One question that’s important to anyone considering funding on this site, or at all is how much the wall will cost, all said and done.  Estimates in public sources run anywhere from a low side of $6B-$8B to complete all segments, with a high side northward of $20B.  Without recent construction cost invoices, it’s hard to tell exactly how much the final tally will be.  This is of course relevant to us here at FundtheWall.com, since it dictates how much we may need to raise before we’re done.

There are many factors that come into play when determining how much it will cost to construct a given mile of barrier.  The terrain, certainly, but also proximity to civilization.  It’s expensive to ship materials, especially concrete and reinforcing rods, to remote locations.  Many existing sections were built on public land, and in the easier terrain nearer to civilized areas.  Thus, future sections are likely to be in the more expensive areas.

According to this CBO article, an average of $3.9 million per mile is justified, with many areas being far less expensive on a per-mile basis:.

Although the information is dated (since no more recent information is available, except for politically-charged estimates), we believe this is a good working scenario to start with.  We here at the American Border Foundation will be tracking costs once construction begins and will update estimates accordingly.

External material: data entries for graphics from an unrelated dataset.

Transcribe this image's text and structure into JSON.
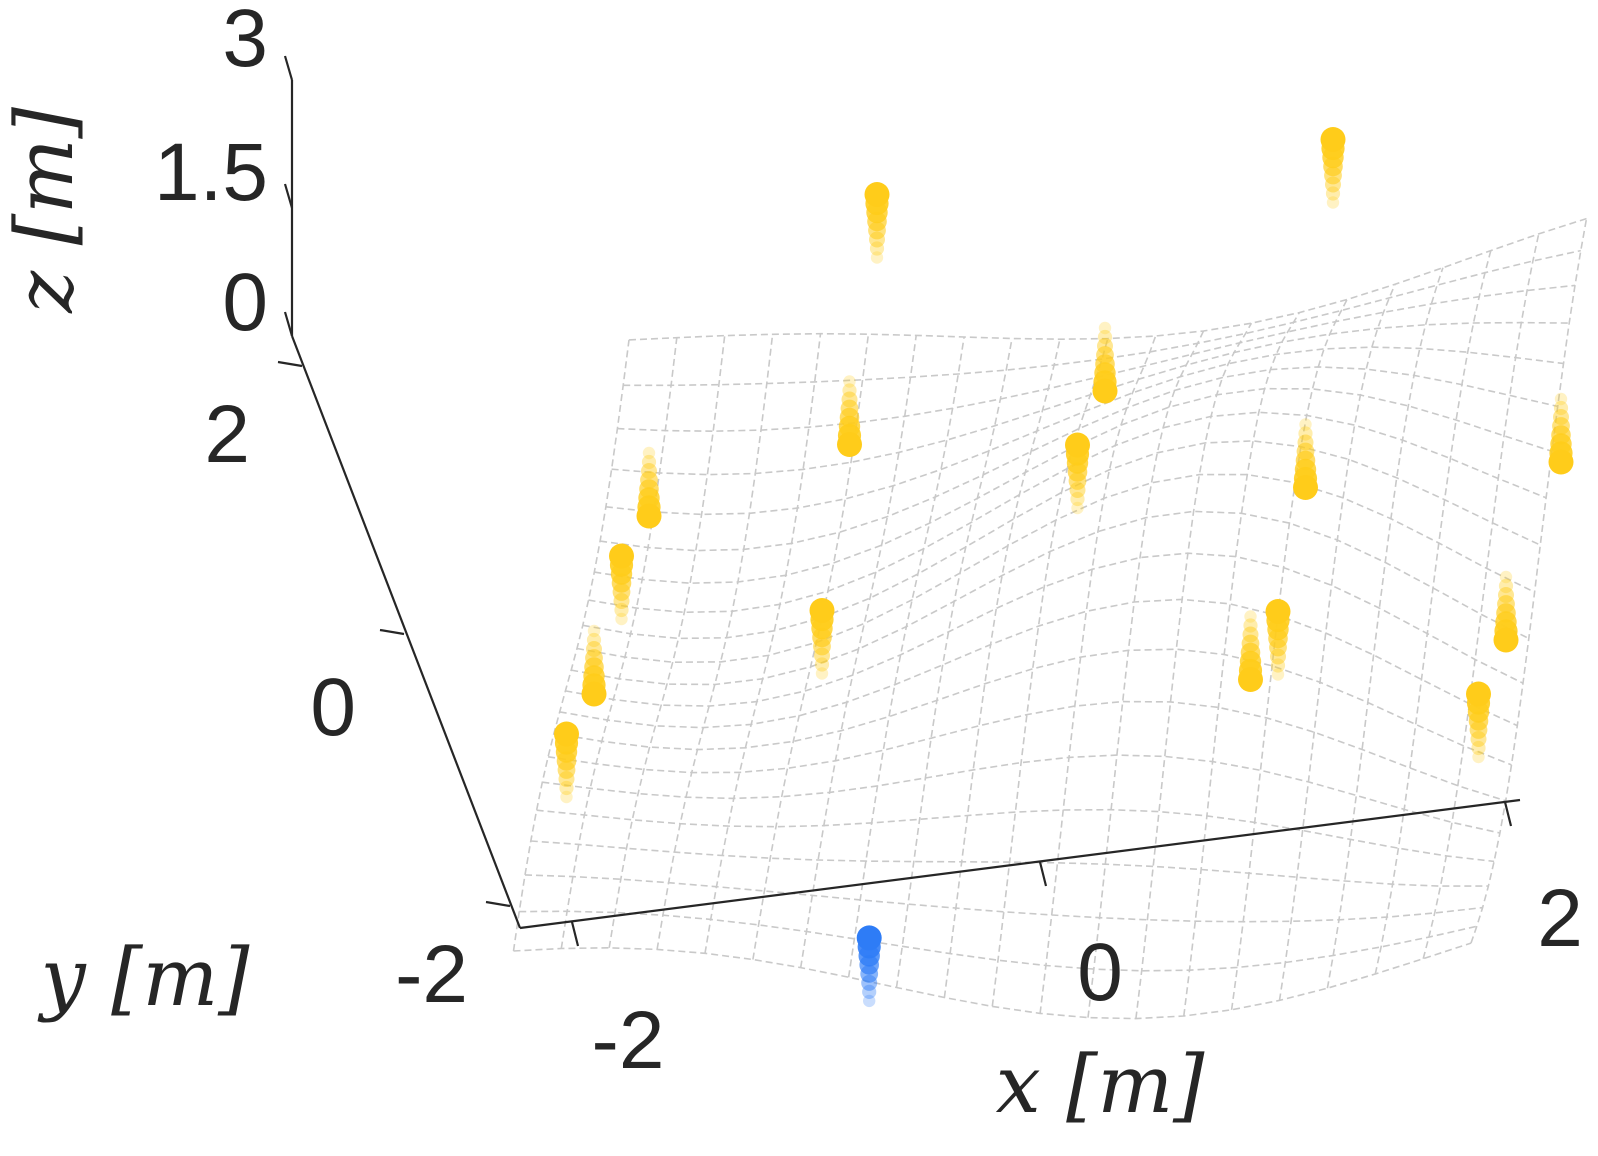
{
  "chart_data": {
    "type": "scatter3d",
    "title": "",
    "xlabel": "x [m]",
    "ylabel": "y [m]",
    "zlabel": "z [m]",
    "xlim": [
      -2.5,
      2.5
    ],
    "ylim": [
      -2.5,
      2.5
    ],
    "zlim": [
      0,
      3
    ],
    "xticks": [
      "-2",
      "0",
      "2"
    ],
    "yticks": [
      "-2",
      "0",
      "2"
    ],
    "zticks": [
      "0",
      "1.5",
      "3"
    ],
    "grid": false,
    "legend": "none",
    "surface": {
      "style": "dashed-wireframe",
      "color": "#c8c8c8",
      "x_range": [
        -2.1,
        2.1
      ],
      "y_range": [
        -2.1,
        2.1
      ],
      "samples": 21
    },
    "series": [
      {
        "color": "#ffcc1a",
        "points": [
          {
            "x": -2,
            "y": 2,
            "z": 0.0
          },
          {
            "x": -1,
            "y": 2,
            "z": 2.2
          },
          {
            "x": 0,
            "y": 2,
            "z": 0.7
          },
          {
            "x": 1,
            "y": 2,
            "z": 2.4
          },
          {
            "x": 2,
            "y": 2,
            "z": 0.0
          },
          {
            "x": -2,
            "y": 1,
            "z": 0.7
          },
          {
            "x": -1,
            "y": 1,
            "z": 1.4
          },
          {
            "x": 0,
            "y": 1,
            "z": 1.3
          },
          {
            "x": 1,
            "y": 1,
            "z": 0.9
          },
          {
            "x": -2,
            "y": 0,
            "z": 0.7
          },
          {
            "x": -1,
            "y": 0,
            "z": 1.2
          },
          {
            "x": 1,
            "y": 0,
            "z": 1.0
          },
          {
            "x": 2,
            "y": 0,
            "z": 0.7
          },
          {
            "x": -2,
            "y": -1,
            "z": 1.4
          },
          {
            "x": 1,
            "y": -1,
            "z": 1.5
          },
          {
            "x": 2,
            "y": -1,
            "z": 1.3
          }
        ]
      },
      {
        "color": "#2e7cf6",
        "points": [
          {
            "x": -0.6,
            "y": -1.6,
            "z": 0.4
          }
        ]
      }
    ]
  }
}
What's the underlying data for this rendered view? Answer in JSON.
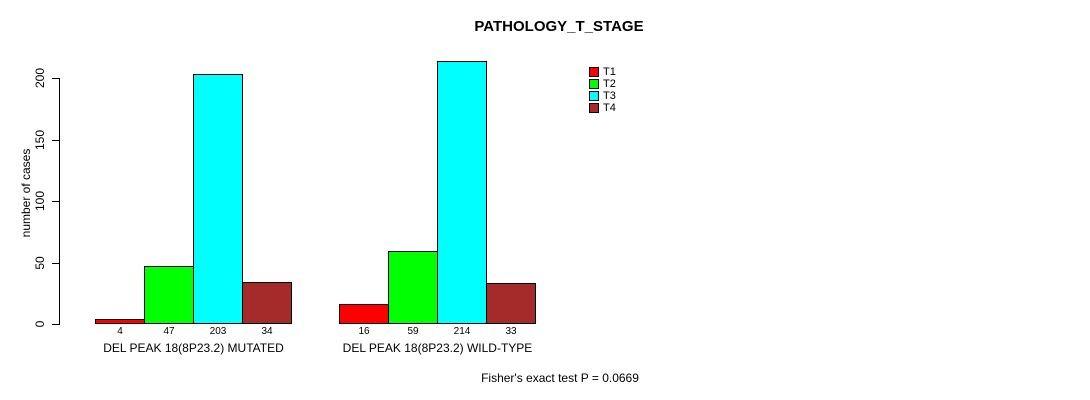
{
  "chart_data": {
    "type": "bar",
    "title": "PATHOLOGY_T_STAGE",
    "ylabel": "number of cases",
    "xlabel": "",
    "ylim": [
      0,
      215
    ],
    "yticks": [
      0,
      50,
      100,
      150,
      200
    ],
    "grid": false,
    "legend_position": "top-right-of-plot",
    "categories": [
      "DEL PEAK 18(8P23.2) MUTATED",
      "DEL PEAK 18(8P23.2) WILD-TYPE"
    ],
    "series": [
      {
        "name": "T1",
        "color": "#FF0000",
        "values": [
          4,
          16
        ]
      },
      {
        "name": "T2",
        "color": "#00FF00",
        "values": [
          47,
          59
        ]
      },
      {
        "name": "T3",
        "color": "#00FFFF",
        "values": [
          203,
          214
        ]
      },
      {
        "name": "T4",
        "color": "#A52A2A",
        "values": [
          34,
          33
        ]
      }
    ],
    "value_labels": [
      [
        "4",
        "47",
        "203",
        "34"
      ],
      [
        "16",
        "59",
        "214",
        "33"
      ]
    ],
    "bar_border_color": "#000000",
    "annotation": "Fisher's exact test P = 0.0669"
  }
}
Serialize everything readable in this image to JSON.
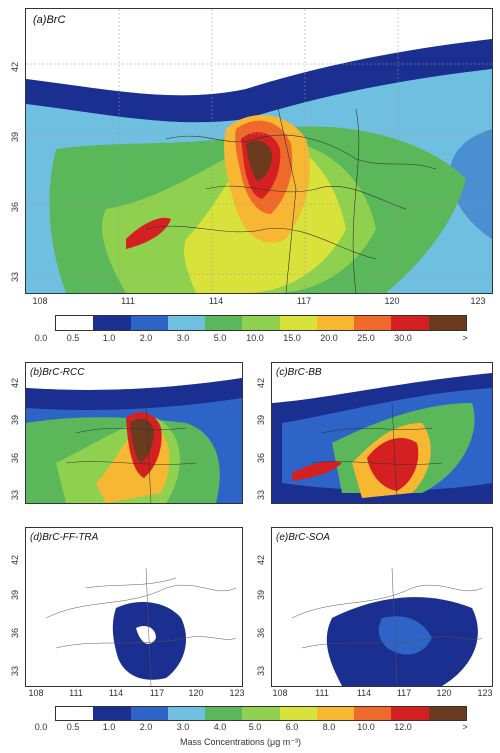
{
  "panels": {
    "a": {
      "label": "(a)BrC"
    },
    "b": {
      "label": "(b)BrC-RCC"
    },
    "c": {
      "label": "(c)BrC-BB"
    },
    "d": {
      "label": "(d)BrC-FF-TRA"
    },
    "e": {
      "label": "(e)BrC-SOA"
    }
  },
  "lat_ticks": [
    "42",
    "39",
    "36",
    "33"
  ],
  "lon_ticks": [
    "108",
    "111",
    "114",
    "117",
    "120",
    "123"
  ],
  "colorbar1": {
    "labels": [
      "0.0",
      "0.5",
      "1.0",
      "2.0",
      "3.0",
      "5.0",
      "10.0",
      "15.0",
      "20.0",
      "25.0",
      "30.0",
      ">"
    ],
    "colors": [
      "#ffffff",
      "#1a2f8f",
      "#2e63c7",
      "#6fc0e0",
      "#5ab85a",
      "#8fd14f",
      "#d9e23a",
      "#f7b733",
      "#ef6a2a",
      "#d42020",
      "#6b3a1f"
    ]
  },
  "colorbar2": {
    "labels": [
      "0.0",
      "0.5",
      "1.0",
      "2.0",
      "3.0",
      "4.0",
      "5.0",
      "6.0",
      "8.0",
      "10.0",
      "12.0",
      ">"
    ],
    "colors": [
      "#ffffff",
      "#1a2f8f",
      "#2e63c7",
      "#6fc0e0",
      "#5ab85a",
      "#8fd14f",
      "#d9e23a",
      "#f7b733",
      "#ef6a2a",
      "#d42020",
      "#6b3a1f"
    ],
    "title": "Mass Concentrations (μg m⁻³)"
  }
}
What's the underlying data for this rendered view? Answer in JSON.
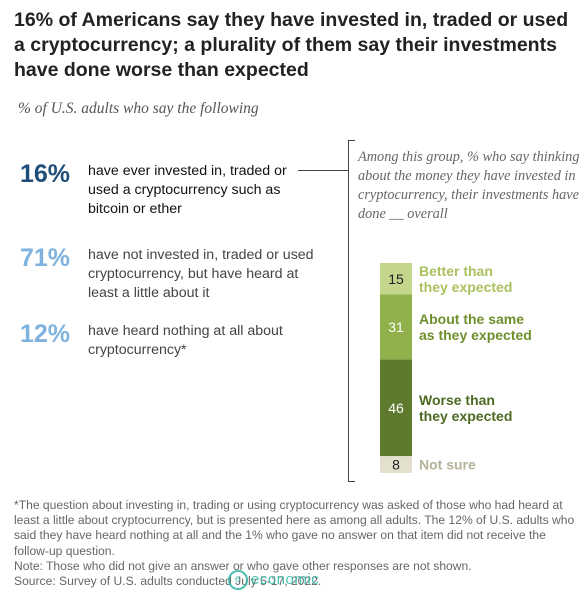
{
  "title": "16% of Americans say they have invested in, traded or used a cryptocurrency; a plurality of them say their investments have done worse than expected",
  "subtitle": "% of U.S. adults who say the following",
  "stats": [
    {
      "pct": "16%",
      "text": "have ever invested in, traded or used a cryptocurrency such as bitcoin or ether"
    },
    {
      "pct": "71%",
      "text": "have not invested in, traded or used cryptocurrency, but have heard at least a little about it"
    },
    {
      "pct": "12%",
      "text": "have heard nothing at all about cryptocurrency*"
    }
  ],
  "bracket_note": "Among this group, % who say thinking about the money they have invested in cryptocurrency, their investments have done __ overall",
  "chart_data": {
    "type": "bar",
    "stacked": true,
    "orientation": "vertical-stack",
    "categories": [
      "Better than they expected",
      "About the same as they expected",
      "Worse than they expected",
      "Not sure"
    ],
    "values": [
      15,
      31,
      46,
      8
    ],
    "label_lines": [
      [
        "Better than",
        "they expected"
      ],
      [
        "About the same",
        "as they expected"
      ],
      [
        "Worse than",
        "they expected"
      ],
      [
        "Not sure"
      ]
    ],
    "colors": [
      "#c4d68c",
      "#8fb04a",
      "#5d7a2e",
      "#e4e0ce"
    ],
    "label_colors": [
      "#a9c15e",
      "#6f8f2c",
      "#4d6a22",
      "#b5b29a"
    ],
    "value_text_colors": [
      "#222222",
      "#ffffff",
      "#ffffff",
      "#222222"
    ]
  },
  "footnotes": [
    "*The question about investing in, trading or using cryptocurrency was asked of those who had heard at least a little about cryptocurrency, but is presented here as among all adults. The 12% of U.S. adults who said they have heard nothing at all and the 1% who gave no answer on that item did not receive the follow-up question.",
    "Note: Those who did not give an answer or who gave other responses are not shown.",
    "Source: Survey of U.S. adults conducted July 5-17, 2022."
  ],
  "watermark": "economic"
}
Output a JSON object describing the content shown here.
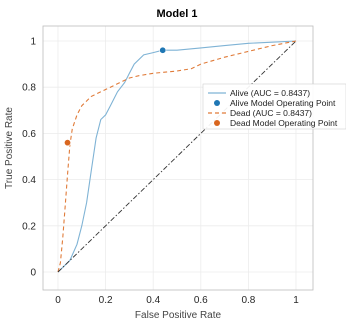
{
  "chart_data": {
    "type": "line",
    "title": "Model 1",
    "xlabel": "False Positive Rate",
    "ylabel": "True Positive Rate",
    "xlim": [
      0,
      1
    ],
    "ylim": [
      0,
      1
    ],
    "x_ticks": [
      "0",
      "0.2",
      "0.4",
      "0.6",
      "0.8",
      "1"
    ],
    "y_ticks": [
      "0",
      "0.2",
      "0.4",
      "0.6",
      "0.8",
      "1"
    ],
    "grid": true,
    "legend_position": "right",
    "series": [
      {
        "name": "Alive (AUC = 0.8437)",
        "color": "#7fb3d5",
        "style": "solid",
        "points": [
          [
            0,
            0
          ],
          [
            0.02,
            0.02
          ],
          [
            0.05,
            0.05
          ],
          [
            0.08,
            0.12
          ],
          [
            0.1,
            0.2
          ],
          [
            0.12,
            0.3
          ],
          [
            0.14,
            0.44
          ],
          [
            0.16,
            0.58
          ],
          [
            0.18,
            0.66
          ],
          [
            0.2,
            0.68
          ],
          [
            0.22,
            0.72
          ],
          [
            0.25,
            0.78
          ],
          [
            0.28,
            0.82
          ],
          [
            0.3,
            0.86
          ],
          [
            0.32,
            0.9
          ],
          [
            0.36,
            0.94
          ],
          [
            0.4,
            0.95
          ],
          [
            0.44,
            0.96
          ],
          [
            0.5,
            0.96
          ],
          [
            0.6,
            0.97
          ],
          [
            0.7,
            0.98
          ],
          [
            0.8,
            0.99
          ],
          [
            0.9,
            0.995
          ],
          [
            1,
            1
          ]
        ]
      },
      {
        "name": "Dead (AUC = 0.8437)",
        "color": "#e07b39",
        "style": "dashed",
        "points": [
          [
            0,
            0
          ],
          [
            0.01,
            0.04
          ],
          [
            0.02,
            0.15
          ],
          [
            0.03,
            0.28
          ],
          [
            0.04,
            0.42
          ],
          [
            0.05,
            0.55
          ],
          [
            0.06,
            0.62
          ],
          [
            0.08,
            0.68
          ],
          [
            0.1,
            0.72
          ],
          [
            0.14,
            0.76
          ],
          [
            0.18,
            0.78
          ],
          [
            0.22,
            0.8
          ],
          [
            0.26,
            0.82
          ],
          [
            0.3,
            0.84
          ],
          [
            0.34,
            0.85
          ],
          [
            0.4,
            0.86
          ],
          [
            0.5,
            0.87
          ],
          [
            0.56,
            0.88
          ],
          [
            0.6,
            0.9
          ],
          [
            0.7,
            0.93
          ],
          [
            0.8,
            0.955
          ],
          [
            0.9,
            0.98
          ],
          [
            1,
            1
          ]
        ]
      },
      {
        "name": "",
        "color": "#333333",
        "style": "dashdot",
        "points": [
          [
            0,
            0
          ],
          [
            1,
            1
          ]
        ]
      }
    ],
    "operating_points": [
      {
        "name": "Alive Model Operating Point",
        "x": 0.44,
        "y": 0.96,
        "color": "#1f77b4"
      },
      {
        "name": "Dead Model Operating Point",
        "x": 0.04,
        "y": 0.56,
        "color": "#d9661f"
      }
    ]
  }
}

In fact, the recently-released appropriations bill includes language that requires the DHS to appraise the cost of achieving operational control of each mile of the border:

The Committee continues to believe that a more detailed plan is necessary to accurately estimate future costs, specifically regarding the design and construction of a physical barrier along parts of the southern border. As CBP studies the borders to determine the best means to achieve border security, the Committee directs CBP to provide, within 120 days of the date of enactment of this act, a detailed plan describing how to secure each border sector, including the estimated costs and types of physical barrier or technology necessary for each mile of the border.
The report should detail acquisition and legal costs associated with acquiring property through eminent domain and other means, as well as costs and impacts to communities and businesses, including tribes or ranchers who receive condemnation notices because the government invokes eminent domain. The report should also clearly articulate the methodologies and performance metrics used to develop the report. The Committee further directs that construction not begin on a section of physical barrier along the border
until its design is at least 90 percent complete. Further, as CBP executes the project, the Committee directs CBP to brief the Committee monthly on estimated costs versus actual costs.
So, regardless of how much money they get for construction, the DHS is required to provide the above detailed information in a constricted timeframe.  We will help them accomplish it.